Apart from that, there’s also that homosexuality is an entirely normal and accepted fact of life here. Sure, there are people hostile to homosexuality or uncomfortable with it but on average people don’t care about it. Gay people are treated no different from others, the same legal rights as couples, including the right to marry. Being gay doesn’t mean anything here, isn’t a stigmata, doesn’t condemn you to a live of nightclubs, casual sex and having to hide from “normal” people. Few people are homophobic here.

And those who are, usually keep their hostility to themselves as it’s just not tolerated, as it isn’t for any minority. Fortuyn profited from this attitude in his private life, letting him live an “openly gay” lifestyle without reprecussions. In politics this attitude worked against him since for many people, including myself he crossed a line between legitamite criticism of certain opinions of (some) Muslims and condemning all Muslims for the sins of a few.

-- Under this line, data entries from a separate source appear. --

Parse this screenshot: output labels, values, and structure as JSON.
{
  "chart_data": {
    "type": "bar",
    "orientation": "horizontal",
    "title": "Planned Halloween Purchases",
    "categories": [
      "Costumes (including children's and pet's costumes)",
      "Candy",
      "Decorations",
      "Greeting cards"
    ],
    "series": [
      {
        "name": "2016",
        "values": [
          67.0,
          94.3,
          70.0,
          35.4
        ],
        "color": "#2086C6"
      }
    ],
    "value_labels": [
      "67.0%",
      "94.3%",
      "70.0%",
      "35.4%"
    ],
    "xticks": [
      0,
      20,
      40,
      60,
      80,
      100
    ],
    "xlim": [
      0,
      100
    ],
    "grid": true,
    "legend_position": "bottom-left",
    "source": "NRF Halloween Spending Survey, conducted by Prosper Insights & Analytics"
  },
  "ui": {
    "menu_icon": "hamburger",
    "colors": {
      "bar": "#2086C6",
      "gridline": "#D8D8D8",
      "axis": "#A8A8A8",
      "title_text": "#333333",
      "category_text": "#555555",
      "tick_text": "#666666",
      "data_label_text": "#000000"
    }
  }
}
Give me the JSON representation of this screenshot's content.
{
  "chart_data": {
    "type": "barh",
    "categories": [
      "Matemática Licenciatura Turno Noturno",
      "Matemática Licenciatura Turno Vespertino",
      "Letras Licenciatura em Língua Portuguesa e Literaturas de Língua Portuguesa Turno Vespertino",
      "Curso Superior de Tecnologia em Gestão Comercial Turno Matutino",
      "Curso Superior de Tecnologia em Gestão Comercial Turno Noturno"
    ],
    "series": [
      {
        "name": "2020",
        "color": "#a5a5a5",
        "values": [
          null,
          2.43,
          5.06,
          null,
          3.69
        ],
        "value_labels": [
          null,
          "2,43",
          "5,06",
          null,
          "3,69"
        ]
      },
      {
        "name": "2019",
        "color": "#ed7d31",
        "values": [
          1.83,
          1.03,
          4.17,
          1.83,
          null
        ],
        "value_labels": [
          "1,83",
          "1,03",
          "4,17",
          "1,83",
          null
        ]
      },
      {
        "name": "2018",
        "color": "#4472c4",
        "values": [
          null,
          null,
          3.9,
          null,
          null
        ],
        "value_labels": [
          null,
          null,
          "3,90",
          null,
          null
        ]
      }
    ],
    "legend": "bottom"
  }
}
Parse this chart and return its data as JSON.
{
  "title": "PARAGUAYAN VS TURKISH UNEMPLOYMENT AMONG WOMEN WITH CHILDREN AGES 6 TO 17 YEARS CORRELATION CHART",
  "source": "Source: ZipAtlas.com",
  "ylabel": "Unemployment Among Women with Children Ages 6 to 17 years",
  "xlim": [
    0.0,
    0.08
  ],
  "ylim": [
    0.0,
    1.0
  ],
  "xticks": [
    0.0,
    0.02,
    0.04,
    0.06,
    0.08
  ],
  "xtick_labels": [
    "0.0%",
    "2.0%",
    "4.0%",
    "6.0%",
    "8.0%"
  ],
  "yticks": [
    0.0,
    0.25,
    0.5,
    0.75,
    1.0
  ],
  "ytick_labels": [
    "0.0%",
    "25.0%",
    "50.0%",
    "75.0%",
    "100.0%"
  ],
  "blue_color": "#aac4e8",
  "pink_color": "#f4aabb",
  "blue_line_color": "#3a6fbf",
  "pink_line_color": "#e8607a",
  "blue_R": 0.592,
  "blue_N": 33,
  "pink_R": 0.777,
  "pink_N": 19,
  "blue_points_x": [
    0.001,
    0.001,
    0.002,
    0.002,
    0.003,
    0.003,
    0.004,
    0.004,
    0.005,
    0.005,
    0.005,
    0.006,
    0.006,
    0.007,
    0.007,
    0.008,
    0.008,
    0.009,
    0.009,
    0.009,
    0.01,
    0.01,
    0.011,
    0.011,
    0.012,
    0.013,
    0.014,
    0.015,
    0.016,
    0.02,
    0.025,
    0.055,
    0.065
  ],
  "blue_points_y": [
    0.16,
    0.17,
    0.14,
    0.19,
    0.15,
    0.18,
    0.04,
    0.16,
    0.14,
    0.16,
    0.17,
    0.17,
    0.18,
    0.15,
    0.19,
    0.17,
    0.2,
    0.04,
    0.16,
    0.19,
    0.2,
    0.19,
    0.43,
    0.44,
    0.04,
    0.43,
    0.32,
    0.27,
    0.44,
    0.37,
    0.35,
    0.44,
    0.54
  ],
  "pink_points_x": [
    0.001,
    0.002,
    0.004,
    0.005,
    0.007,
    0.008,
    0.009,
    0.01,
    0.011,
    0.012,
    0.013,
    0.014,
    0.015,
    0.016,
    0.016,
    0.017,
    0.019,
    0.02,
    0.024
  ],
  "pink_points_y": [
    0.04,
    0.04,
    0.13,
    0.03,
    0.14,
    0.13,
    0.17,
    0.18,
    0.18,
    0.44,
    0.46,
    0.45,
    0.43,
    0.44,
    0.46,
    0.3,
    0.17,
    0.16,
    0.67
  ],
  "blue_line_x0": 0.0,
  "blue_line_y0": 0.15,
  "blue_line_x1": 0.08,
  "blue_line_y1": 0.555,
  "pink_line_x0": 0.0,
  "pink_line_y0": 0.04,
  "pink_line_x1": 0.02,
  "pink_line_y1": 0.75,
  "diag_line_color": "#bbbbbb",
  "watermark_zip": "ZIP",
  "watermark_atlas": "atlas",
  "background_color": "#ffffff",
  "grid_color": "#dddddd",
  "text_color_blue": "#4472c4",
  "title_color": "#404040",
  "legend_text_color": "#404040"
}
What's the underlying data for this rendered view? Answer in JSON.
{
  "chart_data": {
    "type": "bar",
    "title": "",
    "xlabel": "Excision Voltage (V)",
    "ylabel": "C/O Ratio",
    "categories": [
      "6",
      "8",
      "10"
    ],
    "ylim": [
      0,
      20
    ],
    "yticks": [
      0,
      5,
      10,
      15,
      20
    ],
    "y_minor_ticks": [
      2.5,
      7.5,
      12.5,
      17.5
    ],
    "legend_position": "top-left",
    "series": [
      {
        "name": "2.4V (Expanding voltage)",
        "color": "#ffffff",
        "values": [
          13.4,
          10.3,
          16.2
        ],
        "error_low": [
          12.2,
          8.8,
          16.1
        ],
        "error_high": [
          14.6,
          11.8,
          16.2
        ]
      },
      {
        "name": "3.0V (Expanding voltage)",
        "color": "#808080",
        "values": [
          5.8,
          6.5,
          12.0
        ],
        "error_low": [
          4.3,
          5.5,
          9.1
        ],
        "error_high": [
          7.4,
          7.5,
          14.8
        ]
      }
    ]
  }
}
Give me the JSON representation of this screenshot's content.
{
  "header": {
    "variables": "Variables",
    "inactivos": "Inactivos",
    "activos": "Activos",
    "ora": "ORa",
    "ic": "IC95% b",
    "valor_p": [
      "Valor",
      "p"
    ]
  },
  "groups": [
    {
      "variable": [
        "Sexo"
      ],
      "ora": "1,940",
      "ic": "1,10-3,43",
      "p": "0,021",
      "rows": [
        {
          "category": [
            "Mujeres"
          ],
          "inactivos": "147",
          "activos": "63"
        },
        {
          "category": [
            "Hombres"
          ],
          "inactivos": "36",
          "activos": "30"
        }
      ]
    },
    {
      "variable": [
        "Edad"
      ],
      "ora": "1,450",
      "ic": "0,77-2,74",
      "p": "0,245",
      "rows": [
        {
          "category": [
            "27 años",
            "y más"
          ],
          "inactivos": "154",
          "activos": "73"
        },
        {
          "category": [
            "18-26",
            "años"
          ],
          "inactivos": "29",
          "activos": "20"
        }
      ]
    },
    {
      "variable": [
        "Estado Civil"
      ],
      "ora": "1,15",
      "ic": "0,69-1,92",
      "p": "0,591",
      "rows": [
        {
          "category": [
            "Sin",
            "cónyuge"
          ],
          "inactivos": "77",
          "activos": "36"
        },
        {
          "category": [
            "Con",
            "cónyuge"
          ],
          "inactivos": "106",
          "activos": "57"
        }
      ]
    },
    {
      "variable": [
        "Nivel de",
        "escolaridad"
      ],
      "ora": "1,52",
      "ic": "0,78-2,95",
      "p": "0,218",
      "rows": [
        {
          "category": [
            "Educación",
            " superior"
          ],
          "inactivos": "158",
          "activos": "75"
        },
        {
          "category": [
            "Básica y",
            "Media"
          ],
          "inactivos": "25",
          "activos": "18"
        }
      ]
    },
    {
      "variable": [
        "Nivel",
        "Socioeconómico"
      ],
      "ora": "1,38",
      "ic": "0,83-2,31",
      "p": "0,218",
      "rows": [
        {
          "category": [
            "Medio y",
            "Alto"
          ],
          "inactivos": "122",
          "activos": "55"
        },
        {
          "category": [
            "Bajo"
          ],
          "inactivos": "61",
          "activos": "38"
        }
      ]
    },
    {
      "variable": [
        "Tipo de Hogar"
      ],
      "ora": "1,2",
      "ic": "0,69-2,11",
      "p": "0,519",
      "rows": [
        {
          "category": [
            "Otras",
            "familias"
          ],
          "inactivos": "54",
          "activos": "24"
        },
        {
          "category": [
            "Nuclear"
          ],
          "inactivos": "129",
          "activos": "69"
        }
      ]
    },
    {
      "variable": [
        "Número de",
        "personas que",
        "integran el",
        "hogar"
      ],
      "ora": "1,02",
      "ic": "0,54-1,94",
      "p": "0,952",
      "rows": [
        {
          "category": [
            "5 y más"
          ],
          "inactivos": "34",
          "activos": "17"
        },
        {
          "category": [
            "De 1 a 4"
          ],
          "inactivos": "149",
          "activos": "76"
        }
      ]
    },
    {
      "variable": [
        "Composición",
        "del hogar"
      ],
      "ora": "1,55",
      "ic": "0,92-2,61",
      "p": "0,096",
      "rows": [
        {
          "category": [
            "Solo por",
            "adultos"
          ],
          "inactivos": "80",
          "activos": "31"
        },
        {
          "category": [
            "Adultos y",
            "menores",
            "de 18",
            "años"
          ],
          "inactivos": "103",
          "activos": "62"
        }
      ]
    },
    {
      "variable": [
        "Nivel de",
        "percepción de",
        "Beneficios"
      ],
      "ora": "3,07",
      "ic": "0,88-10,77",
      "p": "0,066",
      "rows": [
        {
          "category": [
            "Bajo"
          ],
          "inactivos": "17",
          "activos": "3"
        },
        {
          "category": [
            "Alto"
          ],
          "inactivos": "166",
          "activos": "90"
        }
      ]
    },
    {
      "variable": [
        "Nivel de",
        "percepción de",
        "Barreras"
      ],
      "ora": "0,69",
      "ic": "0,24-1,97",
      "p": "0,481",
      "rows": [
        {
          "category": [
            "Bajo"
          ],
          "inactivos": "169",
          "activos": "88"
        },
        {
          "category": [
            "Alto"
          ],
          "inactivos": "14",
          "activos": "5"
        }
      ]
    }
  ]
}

It’s true that there is a danger that our society will lose its tolerance towards homosexuals under the influence of immigrants and asylum seekers from less open backgrounds. It’s also true that the Morrocan community in the Netherlands is at the moment the least integrated of the big immigrant groups (others being Turks and Surinamers) as well as originally coming from very conservative areas in Morroco (theRif mountains). That does not mean all Muslims are raging homophobes wanting to burn all faggots in one big auto-da-fe, that they are all automatically suspect. Talking about all Muslims as being homophobes, as being backward and an automatic danger to tolerant Dutch society is what made Fortuyn borderline racists, is what made him controversial.